This work addresses the vulnerability of mobile vision-language model (VLM)-based agents to environmental injection attacks—such as deceptive notifications and overlay windows—in dynamic GUI environments, which cause perceptual inaccuracies and erroneous actions. Methodologically, we construct the first Android-specific benchmark for evaluating environmental injection robustness: adversarial UI elements are dynamically injected into a real Android emulator; automated assessment is performed via screenshot sequences, action trajectories, and multimodal playback; and a fine-grained failure analysis protocol—leveraging a judge LLM—is introduced to precisely localize failures in perception, recognition, or reasoning. Our contributions include: (1) establishing environmental injection as a novel threat paradigm for mobile VLM agents; (2) developing an executable, reproducible dynamic evaluation framework; and (3) empirically demonstrating severe robustness deficiencies across state-of-the-art VLM-based agents—thereby providing a foundational benchmark and empirical basis for future defense research.

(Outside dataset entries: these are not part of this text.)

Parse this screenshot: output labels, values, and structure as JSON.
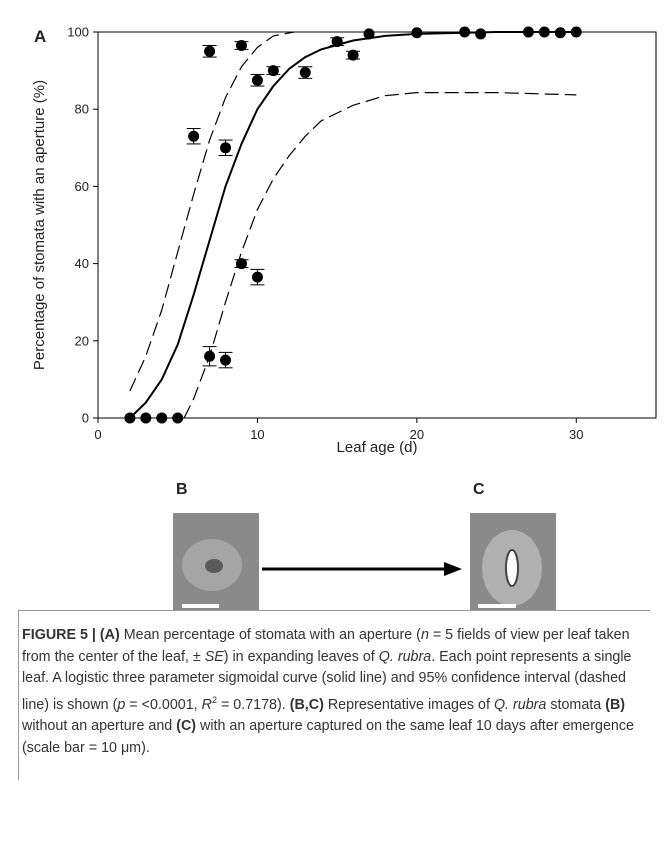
{
  "panel_label": "A",
  "chart_data": {
    "type": "scatter",
    "y_label": "Percentage of stomata with an aperture (%)",
    "x_label": "Leaf age (d)",
    "xlim": [
      0,
      35
    ],
    "xticks": [
      0,
      10,
      20,
      30
    ],
    "ylim": [
      0,
      100
    ],
    "yticks": [
      0,
      20,
      40,
      60,
      80,
      100
    ],
    "color": "#000000",
    "x": [
      2,
      3,
      4,
      5,
      6,
      7,
      7,
      8,
      8,
      9,
      9,
      10,
      10,
      11,
      13,
      15,
      16,
      17,
      20,
      23,
      24,
      27,
      28,
      29,
      30
    ],
    "values": [
      0,
      0,
      0,
      0,
      73,
      95,
      16,
      70,
      15,
      96.5,
      40,
      87.5,
      36.5,
      90,
      89.5,
      97.5,
      94,
      99.5,
      99.8,
      100,
      99.5,
      100,
      100,
      99.8,
      100
    ],
    "errors": [
      null,
      null,
      null,
      null,
      2,
      1.5,
      2.5,
      2,
      2,
      1,
      1,
      1.5,
      2,
      1,
      1.5,
      1,
      1,
      null,
      null,
      null,
      null,
      null,
      null,
      null,
      null
    ],
    "fit": {
      "x": [
        2,
        3,
        4,
        5,
        6,
        7,
        8,
        9,
        10,
        11,
        12,
        13,
        14,
        16,
        18,
        20,
        25,
        30
      ],
      "values": [
        0,
        4,
        10,
        19,
        32,
        46,
        60,
        71,
        80,
        86,
        90.5,
        93.5,
        95.5,
        97.8,
        99,
        99.5,
        100,
        100
      ]
    },
    "ci_upper": {
      "x": [
        2,
        3,
        4,
        5,
        6,
        7,
        8,
        9,
        10,
        11,
        12.3
      ],
      "values": [
        7,
        16,
        28,
        43,
        58,
        72,
        83,
        91,
        96,
        99,
        100
      ]
    },
    "ci_lower": {
      "x": [
        5.4,
        6,
        7,
        8,
        9,
        10,
        11,
        12,
        13,
        14,
        16,
        18,
        20,
        25,
        30
      ],
      "values": [
        0,
        5,
        16,
        30,
        43,
        54,
        62,
        68,
        73,
        77,
        81,
        83.5,
        84.3,
        84.3,
        83.7
      ]
    }
  },
  "image_labels": [
    "B",
    "C"
  ],
  "caption": [
    "FIGURE 5 | (A)",
    " Mean percentage of stomata with an aperture (",
    "n",
    " = 5 fields of view per leaf taken from the center of the leaf, ± ",
    "SE",
    ") in expanding leaves of ",
    "Q. rubra",
    ". Each point represents a single leaf. A logistic three parameter sigmoidal curve (solid line) and 95% confidence interval (dashed line) is shown (",
    "p",
    " = <0.0001, ",
    "R",
    "2",
    " = 0.7178). ",
    "(B,C)",
    " Representative images of ",
    "Q. rubra",
    " stomata ",
    "(B)",
    " without an aperture and ",
    "(C)",
    " with an aperture captured on the same leaf 10 days after emergence (scale bar = 10 μm)."
  ]
}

Vision-Language Models (VLMs) are increasingly deployed as autonomous agents to navigate mobile graphical user interfaces (GUIs). Operating in dynamic on-device ecosystems, which include notifications, pop-ups, and inter-app interactions, exposes them to a unique and underexplored threat vector: environmental injection. Unlike prompt-based attacks that manipulate textual instructions, environmental injection corrupts an agent's visual perception by inserting adversarial UI elements (for example, deceptive overlays or spoofed notifications) directly into the GUI. This bypasses textual safeguards and can derail execution, causing privacy leakage, financial loss, or irreversible device compromise. To systematically evaluate this threat, we introduce GhostEI-Bench, the first benchmark for assessing mobile agents under environmental injection attacks within dynamic, executable environments. Moving beyond static image-based assessments, GhostEI-Bench injects adversarial events into realistic application workflows inside fully operational Android emulators and evaluates performance across critical risk scenarios. We further propose a judge-LLM protocol that conducts fine-grained failure analysis by reviewing the agent's action trajectory alongside the corresponding screenshot sequence, pinpointing failure in perception, recognition, or reasoning. Comprehensive experiments on state-of-the-art agents reveal pronounced vulnerability to deceptive environmental cues: current models systematically fail to perceive and reason about manipulated UIs. GhostEI-Bench provides a framework for quantifying and mitigating this emerging threat, paving the way toward more robust and secure embodied agents.